For comparison reason i also run file command (version 5.45) on such
samples. Here all such samples are not recognized" and not described as "TeX
font metric data". A few samples with M suffix (like EVE_18.M) are
misidentified as "TeX font metric data".  Few samples (like cmfibs8.tfm
fcitt12.tfm rgrbf10.tfm) are described as "executable" for "MIPS" or "amd 29k"
architecture Few samples (like cmrgrsl10.tfm yrcmex10.tfm) are described as
"object" for "Tower/XP" architecture.  This behaviour get not better when
using no keep going option of file command (see appended file-5.45.txt in
output). For the TFM samples no mime type application/x-tex-tfm is shown (see
appended file-i-5.45.txt in output). Here no file name suffix is shown (see
appended file-ext-5.45.txt in output).

Luckily i found page about TeX Font Metrics on file formats archive team web
site and on Wikipedia. So i use the first because the Wikipedia link is there
also mentioned and furthermore link to download samples are here listed. So
the reference URL in new definition is expressed by line like:
 <RefURL>http://fileformats.archiveteam.org/wiki/TeX_Font_Metrics/RefURL>

So i run tridscan on my samples to generate tfm-tex-0x02.trid.xml.  Afterwards
i tried to understand the generated constructs and look if these are always
true. According to specification the six-word (24-byte) file header contains
twelve unsigned 16-bit integers which describes general TFM characteristics
(the length of the file, the range of character codes contained in the font,
and the size of each of the tables). According to specification i patched file
command (see appended file.tmp in output).

On specification are some formulas listed like:
    bc-1 <= ec < =255
    ne <=256
    lf=6+lh+(ec-bc+1)+nw+nh+nd+ni+nl+nk+ne+np
That means that at least three fields (bc,ec,ne) are always lower 256. Because
the files are stored in big endian format that means upper byte of these
fields are nil. Apparently nearly all others of these twelve fields are below
256.  So at even offsets we have nil bytes. That is expressed by XML
constructs like:
   ...
   <Pattern>
      <Bytes>00</Bytes>
      <Pos>20</Pos>
   </Pattern>
   <Pattern>
      <Bytes>00</Bytes>
      <Pos>22</Pos>
   </Pattern>
   <Pattern>

The only exceptions are number of words in the lig table (nl) and file length
(lf). The first value is stored at offset 16 as field nk and is sometimes
bigger than 255. Also the file length is sometimes bigger than 255 (like
casyll10.tfm cmfibs8.tfm fcbx10.tfm fcitt12.tfm mrgrsl10.tfm rgrbf10.tfm
wasysl10.tfmyrcmex10.tfm ). That value is stored at offset 0 as field lf in
word units. By multiplying this value with 4 the file size in bytes can be
obtained.

If samples are real TFM that can be verified by running a command line tool
like:
   tftopl yarborn.tfm yarborn.pl

Now comes the interesting part. At offset 2 the length of the header data is
in word units. For some of my inspected TFM samples this value is 2
(=0x02). The samples in this session all have this value. Together with upper
nil byte of bc (first character code in the font) this significant part is
expressed by XML construct like:
   <Bytes>000200</Bytes>
   <Pos>2</Pos>

As far as i can see there exist less than dozen of variants with other lh
values. In other variants the lh values does change only a little bit. I will
handle the other variants in a future session.

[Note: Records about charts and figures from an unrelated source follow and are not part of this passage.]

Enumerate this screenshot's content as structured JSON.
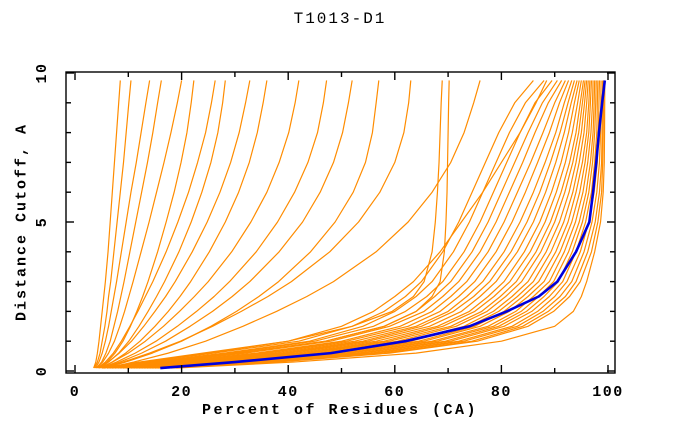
{
  "page": {
    "background": "#ffffff"
  },
  "chart_data": {
    "type": "line",
    "title": "T1013-D1",
    "xlabel": "Percent of Residues (CA)",
    "ylabel": "Distance Cutoff, A",
    "xlim": [
      -1.7,
      101.3
    ],
    "ylim": [
      -0.07,
      10.03
    ],
    "grid": false,
    "legend_position": "none",
    "x_tick_labels": [
      "0",
      "20",
      "40",
      "60",
      "80",
      "100"
    ],
    "x_ticks_major": [
      0,
      20,
      40,
      60,
      80,
      100
    ],
    "x_ticks_minor": [
      10,
      30,
      50,
      70,
      90
    ],
    "y_tick_labels": [
      "0",
      "5",
      "10"
    ],
    "y_ticks_major": [
      0,
      5,
      10
    ],
    "y_ticks_minor": [
      1,
      2,
      3,
      4,
      6,
      7,
      8,
      9
    ],
    "colors": {
      "model_lines": "#ff8c00",
      "highlight_line": "#0000dd",
      "axis": "#000000"
    },
    "cutoffs": [
      0.1,
      0.3,
      0.6,
      1,
      1.5,
      2,
      2.5,
      3,
      4,
      5,
      6,
      7,
      8,
      9,
      9.75
    ],
    "model_percents": [
      [
        3.5,
        3.9,
        4.2,
        4.5,
        4.8,
        5.1,
        5.4,
        5.7,
        6.2,
        6.6,
        7.0,
        7.4,
        7.8,
        8.2,
        8.5
      ],
      [
        3.6,
        4.2,
        4.7,
        5.1,
        5.6,
        6.0,
        6.3,
        6.7,
        7.3,
        7.9,
        8.5,
        9.1,
        9.6,
        10.1,
        10.5
      ],
      [
        3.8,
        4.5,
        5.1,
        5.7,
        6.3,
        6.8,
        7.3,
        7.8,
        8.7,
        9.6,
        10.5,
        11.5,
        12.4,
        13.3,
        14.0
      ],
      [
        4.0,
        5.0,
        5.8,
        6.6,
        7.3,
        8.0,
        8.6,
        9.2,
        10.3,
        11.4,
        12.5,
        13.6,
        14.6,
        15.5,
        16.2
      ],
      [
        4.0,
        5.2,
        6.3,
        7.4,
        8.4,
        9.3,
        10.1,
        10.9,
        12.4,
        13.9,
        15.3,
        16.7,
        18.0,
        19.2,
        20.0
      ],
      [
        4.5,
        6.0,
        7.5,
        9.0,
        10.4,
        11.6,
        12.7,
        13.7,
        15.5,
        17.1,
        18.6,
        19.9,
        21.0,
        21.8,
        22.3
      ],
      [
        4.2,
        5.7,
        7.2,
        8.7,
        10.3,
        11.8,
        13.2,
        14.6,
        17.1,
        19.3,
        21.3,
        23.0,
        24.5,
        25.6,
        26.3
      ],
      [
        4.6,
        6.3,
        8.2,
        10.1,
        12.0,
        13.7,
        15.3,
        16.8,
        19.5,
        21.8,
        23.8,
        25.5,
        26.8,
        27.7,
        28.2
      ],
      [
        4.3,
        6.2,
        8.3,
        10.6,
        12.9,
        15.0,
        17.0,
        18.8,
        22.0,
        24.8,
        27.2,
        29.2,
        30.8,
        32.0,
        32.8
      ],
      [
        5.0,
        7.0,
        9.5,
        12.2,
        15.0,
        17.5,
        19.7,
        21.7,
        25.2,
        28.2,
        30.7,
        32.7,
        34.2,
        35.3,
        36.0
      ],
      [
        4.6,
        7.0,
        10.0,
        13.2,
        16.6,
        19.6,
        22.4,
        25.0,
        29.4,
        33.0,
        36.0,
        38.3,
        40.1,
        41.3,
        42.0
      ],
      [
        5.0,
        7.8,
        11.3,
        15.2,
        19.2,
        22.8,
        26.1,
        29.0,
        34.0,
        38.0,
        41.2,
        43.7,
        45.5,
        46.6,
        47.2
      ],
      [
        5.2,
        8.4,
        12.5,
        17.0,
        21.6,
        25.8,
        29.5,
        32.8,
        38.3,
        42.7,
        46.0,
        48.5,
        50.2,
        51.3,
        52.0
      ],
      [
        5.5,
        9.5,
        14.5,
        20.0,
        25.5,
        30.3,
        34.5,
        38.2,
        44.2,
        48.8,
        52.2,
        54.5,
        55.8,
        56.5,
        57.0
      ],
      [
        5.3,
        9.0,
        14.0,
        19.8,
        25.8,
        31.2,
        36.2,
        40.6,
        47.8,
        53.2,
        57.2,
        60.0,
        61.7,
        62.6,
        63.0
      ],
      [
        6.5,
        13.0,
        25.0,
        40.0,
        52.0,
        59.5,
        63.5,
        65.5,
        67.0,
        67.6,
        68.0,
        68.3,
        68.5,
        68.7,
        68.9
      ],
      [
        7.0,
        15.0,
        30.0,
        47.0,
        58.0,
        64.0,
        67.0,
        68.5,
        69.3,
        69.6,
        69.8,
        69.9,
        70.0,
        70.1,
        70.2
      ],
      [
        6.0,
        11.0,
        17.5,
        24.5,
        31.5,
        37.8,
        43.5,
        48.5,
        56.5,
        62.5,
        67.0,
        70.5,
        73.0,
        74.8,
        76.0
      ],
      [
        5.0,
        13.0,
        26.0,
        42.0,
        52.0,
        58.0,
        62.0,
        65.0,
        69.0,
        72.0,
        74.5,
        77.0,
        79.5,
        82.5,
        86.0
      ],
      [
        5.5,
        14.0,
        28.0,
        44.0,
        54.0,
        60.0,
        64.0,
        67.0,
        71.0,
        74.0,
        76.5,
        79.0,
        81.5,
        84.5,
        88.0
      ],
      [
        5.0,
        12.0,
        24.0,
        40.0,
        50.0,
        56.0,
        60.0,
        63.5,
        68.5,
        72.5,
        76.5,
        80.0,
        83.5,
        86.5,
        88.5
      ],
      [
        6.0,
        15.0,
        29.0,
        45.0,
        56.0,
        62.0,
        66.0,
        69.0,
        73.0,
        76.0,
        78.5,
        81.0,
        83.5,
        86.3,
        89.5
      ],
      [
        6.5,
        16.0,
        31.0,
        47.0,
        58.0,
        64.0,
        67.5,
        70.5,
        74.5,
        77.5,
        80.0,
        82.5,
        85.0,
        87.7,
        90.5
      ],
      [
        7.0,
        17.0,
        32.0,
        48.0,
        59.0,
        65.5,
        69.0,
        72.0,
        76.0,
        79.0,
        81.5,
        84.0,
        86.3,
        88.8,
        91.3
      ],
      [
        7.5,
        18.0,
        34.0,
        50.0,
        61.0,
        67.0,
        70.5,
        73.5,
        77.5,
        80.5,
        83.0,
        85.5,
        87.8,
        90.0,
        92.0
      ],
      [
        8.0,
        19.0,
        35.0,
        51.0,
        62.5,
        68.5,
        72.0,
        75.0,
        79.0,
        82.0,
        84.5,
        86.8,
        89.0,
        90.9,
        92.6
      ],
      [
        8.5,
        20.0,
        36.0,
        52.5,
        64.0,
        70.0,
        73.5,
        76.5,
        80.5,
        83.5,
        86.0,
        88.2,
        90.2,
        91.8,
        93.2
      ],
      [
        9.0,
        21.0,
        37.5,
        54.0,
        65.0,
        71.0,
        74.8,
        77.8,
        81.8,
        84.8,
        87.2,
        89.2,
        91.0,
        92.5,
        93.7
      ],
      [
        9.5,
        22.0,
        39.0,
        55.0,
        66.5,
        72.5,
        76.0,
        79.0,
        83.0,
        86.0,
        88.3,
        90.2,
        91.8,
        93.1,
        94.2
      ],
      [
        10.0,
        23.0,
        40.0,
        56.5,
        68.0,
        74.0,
        77.5,
        80.5,
        84.3,
        87.2,
        89.4,
        91.2,
        92.6,
        93.7,
        94.6
      ],
      [
        10.5,
        24.0,
        41.5,
        58.0,
        69.0,
        75.0,
        78.6,
        81.6,
        85.4,
        88.2,
        90.3,
        92.0,
        93.3,
        94.3,
        95.0
      ],
      [
        11.0,
        25.0,
        43.0,
        59.0,
        70.5,
        76.3,
        79.8,
        82.8,
        86.5,
        89.2,
        91.2,
        92.8,
        94.0,
        94.8,
        95.4
      ],
      [
        11.5,
        26.0,
        44.0,
        60.5,
        71.5,
        77.3,
        80.8,
        83.8,
        87.4,
        90.0,
        91.9,
        93.4,
        94.5,
        95.2,
        95.7
      ],
      [
        12.0,
        27.0,
        45.5,
        62.0,
        73.0,
        78.5,
        82.0,
        85.0,
        88.4,
        90.9,
        92.7,
        94.0,
        95.0,
        95.6,
        96.0
      ],
      [
        12.5,
        28.0,
        46.5,
        63.0,
        74.0,
        79.5,
        83.0,
        86.0,
        89.3,
        91.7,
        93.4,
        94.6,
        95.5,
        96.0,
        96.3
      ],
      [
        13.0,
        29.0,
        48.0,
        64.5,
        75.0,
        80.5,
        84.0,
        87.0,
        90.2,
        92.5,
        94.0,
        95.2,
        96.0,
        96.4,
        96.6
      ],
      [
        13.5,
        30.0,
        49.0,
        65.5,
        76.0,
        81.5,
        85.0,
        88.0,
        91.0,
        93.2,
        94.7,
        95.7,
        96.4,
        96.7,
        96.9
      ],
      [
        14.0,
        31.0,
        50.5,
        67.0,
        77.5,
        82.7,
        86.0,
        89.0,
        91.8,
        93.9,
        95.3,
        96.2,
        96.8,
        97.1,
        97.2
      ],
      [
        14.5,
        32.0,
        51.5,
        68.0,
        78.5,
        83.7,
        87.0,
        89.8,
        92.6,
        94.6,
        95.9,
        96.7,
        97.2,
        97.4,
        97.5
      ],
      [
        15.0,
        33.0,
        53.0,
        69.5,
        79.5,
        84.7,
        88.0,
        90.7,
        93.3,
        95.2,
        96.4,
        97.1,
        97.5,
        97.7,
        97.8
      ],
      [
        15.5,
        34.0,
        54.0,
        70.5,
        80.5,
        85.7,
        89.0,
        91.5,
        94.0,
        95.8,
        96.9,
        97.5,
        97.9,
        98.0,
        98.1
      ],
      [
        16.5,
        35.0,
        55.5,
        72.0,
        82.0,
        86.8,
        90.0,
        92.3,
        94.8,
        96.4,
        97.4,
        98.0,
        98.2,
        98.3,
        98.4
      ],
      [
        17.0,
        36.0,
        56.5,
        73.0,
        83.0,
        87.8,
        91.0,
        93.2,
        95.5,
        97.0,
        97.9,
        98.4,
        98.6,
        98.65,
        98.7
      ],
      [
        17.5,
        37.0,
        58.0,
        74.5,
        84.0,
        88.8,
        92.0,
        94.0,
        96.2,
        97.6,
        98.4,
        98.8,
        98.9,
        98.95,
        99.0
      ],
      [
        18.0,
        38.0,
        59.0,
        75.5,
        85.0,
        89.8,
        92.8,
        94.8,
        96.9,
        98.1,
        98.8,
        99.0,
        99.1,
        99.15,
        99.2
      ],
      [
        19.0,
        41.0,
        64.0,
        80.0,
        90.0,
        93.5,
        95.0,
        96.0,
        97.5,
        98.6,
        99.1,
        99.3,
        99.35,
        99.38,
        99.4
      ]
    ],
    "highlight_percents": [
      16,
      30,
      48,
      62,
      74,
      81,
      87,
      90.5,
      94,
      96.5,
      97.2,
      97.8,
      98.3,
      98.9,
      99.4
    ]
  }
}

When header size is 2 then there exist only two elements (header[0] is a
32-bit check sum; header[1] size of the font (fix_word are units of TeX
points). So in this variant there exist no header[2..11] (coding name) and no
header[12..16] (font family name). So these samples apparently contain no ASCI
like strings.

With the new definition all TFM samples with header size 0x02 are now
recognized and described (see appended trid-v-new.txt trid-new.txt in
output). The definition is "good" , that it does not misidentifies non TFM
samples. Unfortunately for some TFM samples the description as TeX Font Metric
is not the first. The main reason is that significant characteristic is done
by 16-bit lh value.

Luckily i found page about audio samples with m suffix on file formats archive
team web site. So i use this. So the reference URL in definition is expressed
by line like:

 <RefURL>
 http://fileformats.archiveteam.org/wiki/Professional_Music_Driver_PMD
 </RefURL>

TrID definitions, some samples and output are stored in archive
tfm_0x02.zip. I hope that my definition can be used in future version of
triddefs. As mentioned there exist other variants of TFM. I will try to handle
these in a future session.

With best wishes
J?rg Jenderek